Organizing Yourself for Fun and Profit
What do you do in an organizing conversation?
1. You find out what a person cares about
2. You agitate her on those isues, that is, make her experience an emotional reaction about the things she cares about
3. You educate her about what actions she could take to further the things she cares about
4. You push her to commit to taking those actions, by fully laying out the way those actions further her self interest
5. You inoculate her on the negative consequences of those actions, so that when they happen she is mentally prepared and won't be disheartened and swear that she'll never be talked into this pointless crap again.
Organizing is hard, because in the structure of that conversation is the acknowledgement that a person has a choice over what she does with her time and her decisions are her own to make. It is much easier, if you have any kind of power over someone, to talk yourself into believing you are in a position to lay down the law with them and create boundaries they must abide by to avoid the full terror of your fury. It's an abusive, untenable dynamic that destroys everyone involved, but it's also what we have experience with and feel comfortable in. Most of the time a person will walk away from you as soon as they can once they know that's the relationship you're interested in having with them.
It's fascinating how many people have been trained in organizing principles, and believe wholeheartedly in them, but revert to the hierarchy as soon as they possibly can. And when it comes to my self-talk, the hierarchy thrives. Thoughts like this happen fairly regularly:
"You didn't call up that rape crisis center to volunteer because you are a lazy, privileged fatty."
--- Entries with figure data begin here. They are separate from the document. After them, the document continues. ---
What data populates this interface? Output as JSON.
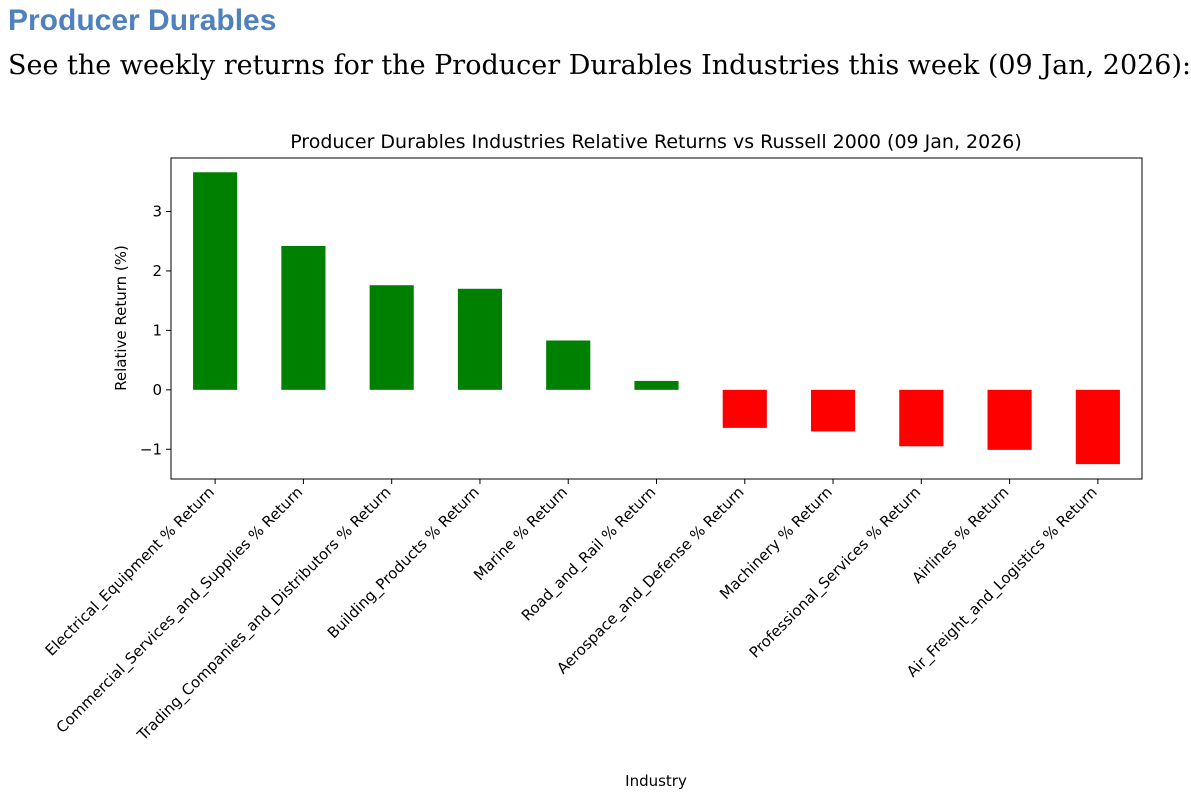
{
  "document": {
    "heading": "Producer Durables",
    "intro": "See the weekly returns for the Producer Durables Industries this week (09 Jan, 2026):"
  },
  "chart_data": {
    "type": "bar",
    "title": "Producer Durables Industries Relative Returns vs Russell 2000 (09 Jan, 2026)",
    "xlabel": "Industry",
    "ylabel": "Relative Return (%)",
    "ylim": [
      -1.5,
      3.9
    ],
    "yticks": [
      -1,
      0,
      1,
      2,
      3
    ],
    "ytick_labels": [
      "−1",
      "0",
      "1",
      "2",
      "3"
    ],
    "categories": [
      "Electrical_Equipment % Return",
      "Commercial_Services_and_Supplies % Return",
      "Trading_Companies_and_Distributors % Return",
      "Building_Products % Return",
      "Marine % Return",
      "Road_and_Rail % Return",
      "Aerospace_and_Defense % Return",
      "Machinery % Return",
      "Professional_Services % Return",
      "Airlines % Return",
      "Air_Freight_and_Logistics % Return"
    ],
    "values": [
      3.66,
      2.42,
      1.76,
      1.7,
      0.83,
      0.15,
      -0.64,
      -0.7,
      -0.95,
      -1.01,
      -1.25
    ],
    "colors": {
      "positive": "#008000",
      "negative": "#ff0000"
    },
    "grid": false
  }
}
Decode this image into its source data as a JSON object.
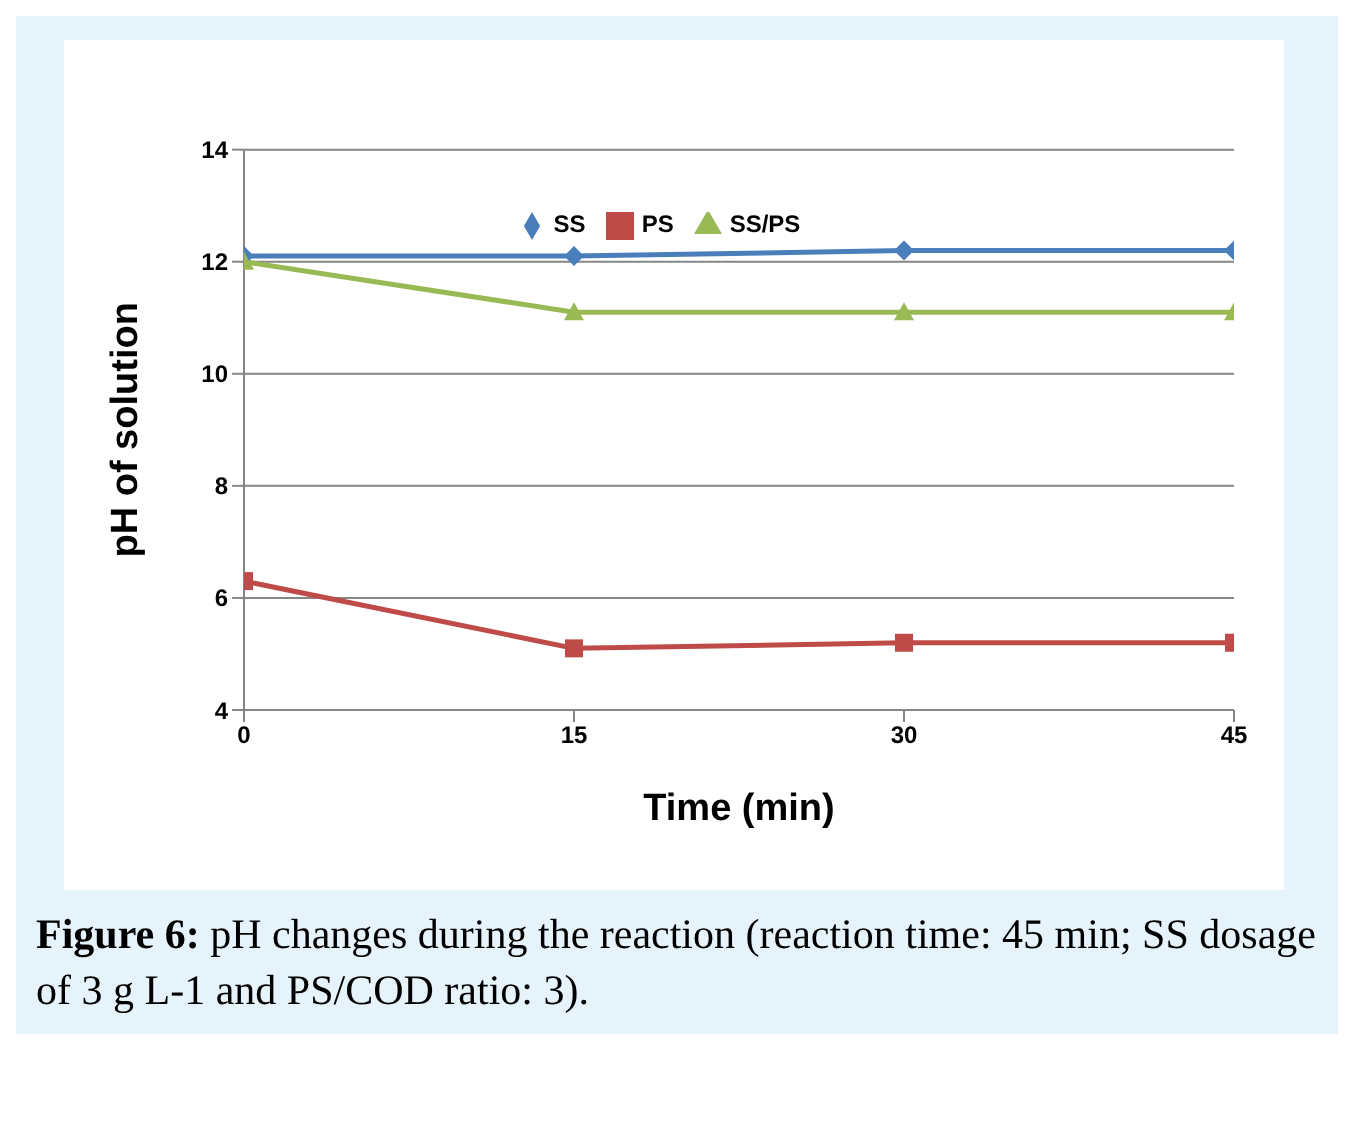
{
  "chart_data": {
    "type": "line",
    "xlabel": "Time (min)",
    "ylabel": "pH of solution",
    "x": [
      0,
      15,
      30,
      45
    ],
    "xlim": [
      0,
      45
    ],
    "xticks": [
      0,
      15,
      30,
      45
    ],
    "ylim": [
      4,
      14
    ],
    "yticks": [
      4,
      6,
      8,
      10,
      12,
      14
    ],
    "grid": "y",
    "legend": "top",
    "series": [
      {
        "name": "SS",
        "color": "#4a7ebb",
        "marker": "diamond",
        "values": [
          12.1,
          12.1,
          12.2,
          12.2
        ]
      },
      {
        "name": "PS",
        "color": "#be4b48",
        "marker": "square",
        "values": [
          6.3,
          5.1,
          5.2,
          5.2
        ]
      },
      {
        "name": "SS/PS",
        "color": "#98b954",
        "marker": "triangle",
        "values": [
          12.0,
          11.1,
          11.1,
          11.1
        ]
      }
    ],
    "annotations": [
      "Figure 6: pH changes during the reaction (reaction time: 45 min; SS dosage of 3 g L-1 and PS/COD ratio: 3)."
    ]
  }
}
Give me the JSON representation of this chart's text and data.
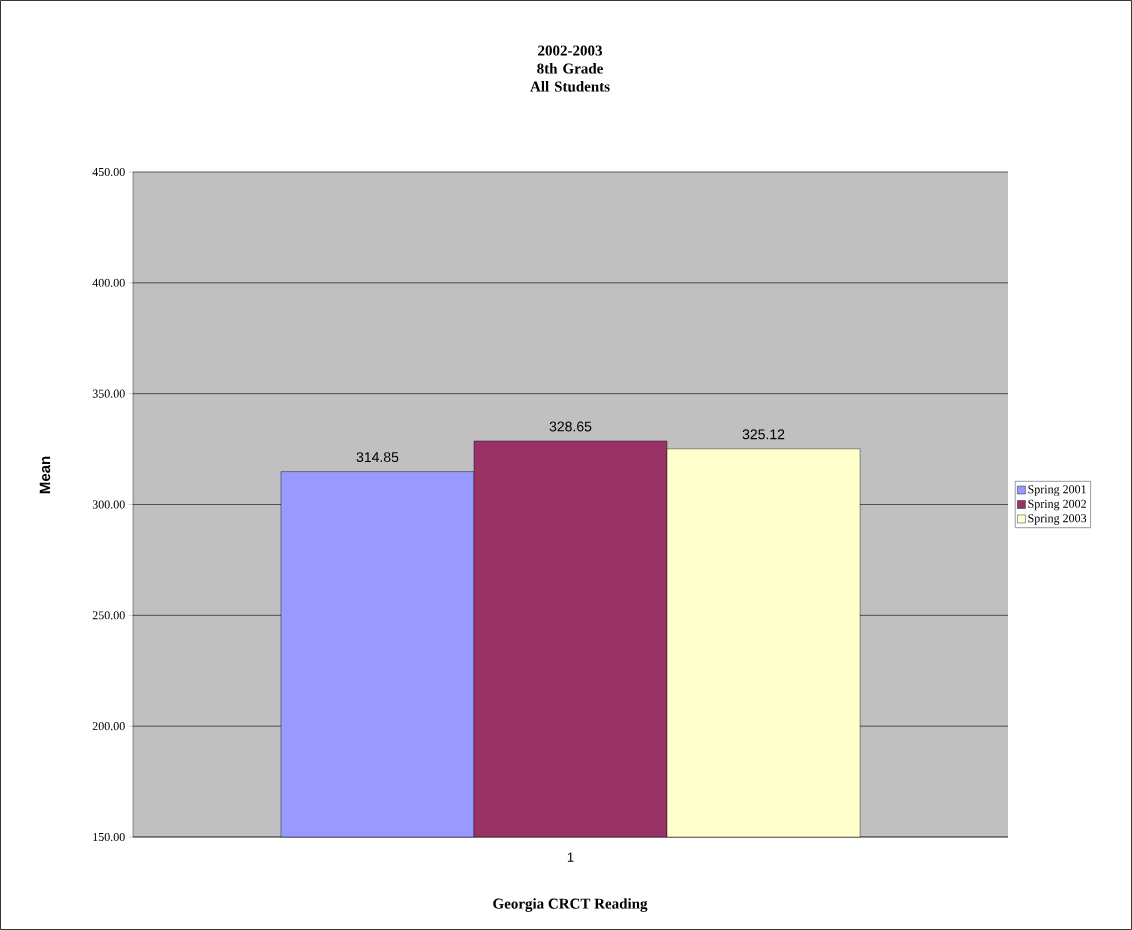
{
  "chart_data": {
    "type": "bar",
    "title": "2002-2003 8th Grade All Students",
    "xlabel": "Georgia CRCT Reading",
    "ylabel": "Mean",
    "categories": [
      "1"
    ],
    "series": [
      {
        "name": "Spring 2001",
        "color": "#9999ff",
        "values": [
          314.85
        ]
      },
      {
        "name": "Spring 2002",
        "color": "#993366",
        "values": [
          328.65
        ]
      },
      {
        "name": "Spring 2003",
        "color": "#ffffcc",
        "values": [
          325.12
        ]
      }
    ],
    "ylim": [
      150,
      450
    ],
    "yticks": [
      {
        "value": 150,
        "label": "150.00"
      },
      {
        "value": 200,
        "label": "200.00"
      },
      {
        "value": 250,
        "label": "250.00"
      },
      {
        "value": 300,
        "label": "300.00"
      },
      {
        "value": 350,
        "label": "350.00"
      },
      {
        "value": 400,
        "label": "400.00"
      },
      {
        "value": 450,
        "label": "450.00"
      }
    ],
    "grid": "y",
    "legend": "right",
    "data_labels": true
  }
}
Well, now. When people do good things to avoid being bad people, they do the very least they can do and they save it for special occasions and they long for a release from morality altogether. When people do good things because they have articulated to themselves that they have principles by which they want their days on this earth to be run, because it is in their self interest to feel at peace with how they spend their time and the relationships they develop, and an action is the natural outgrowth of those principles, they will take that action and look for the next action they can take.
Why didn't I call up the rape crisis center yesterday? Because it was sunny out, and there was an apartment to look at, and then the library was there and I meant to get some books on sex ed out, then I got hungry, and....point being, it's not that I didn't call up the rape crisis center because there were so many puppies to kick. And if I called up the rape crisis center, it wouldn't be because I am a better person today than I was yesterday. It would be because I have some wishes for how my future days will be structured, and calling the rape crisis center is in accord with those wishes. It is in my self interest to call, and if I can work myself up emotionally that phone call will happen.
Now, you might respond, "Doesn't the rape crisis center need volunteers regardless of your emotional state?" Good one. Well, I know about myself that a thought like that will very quickly turn into an accusation of my inherent evil, and once I get that thought I seek to limit my effect on the world by holing up and reading the entire internet.
That's my thoughts on that. Also, I am not moving to New Orleans. Partly because of a new relationship, but mostly because there are lots of opportunities in Chicago that I'm excited about. I decided at the very last minute not to move and I think it was a good decision.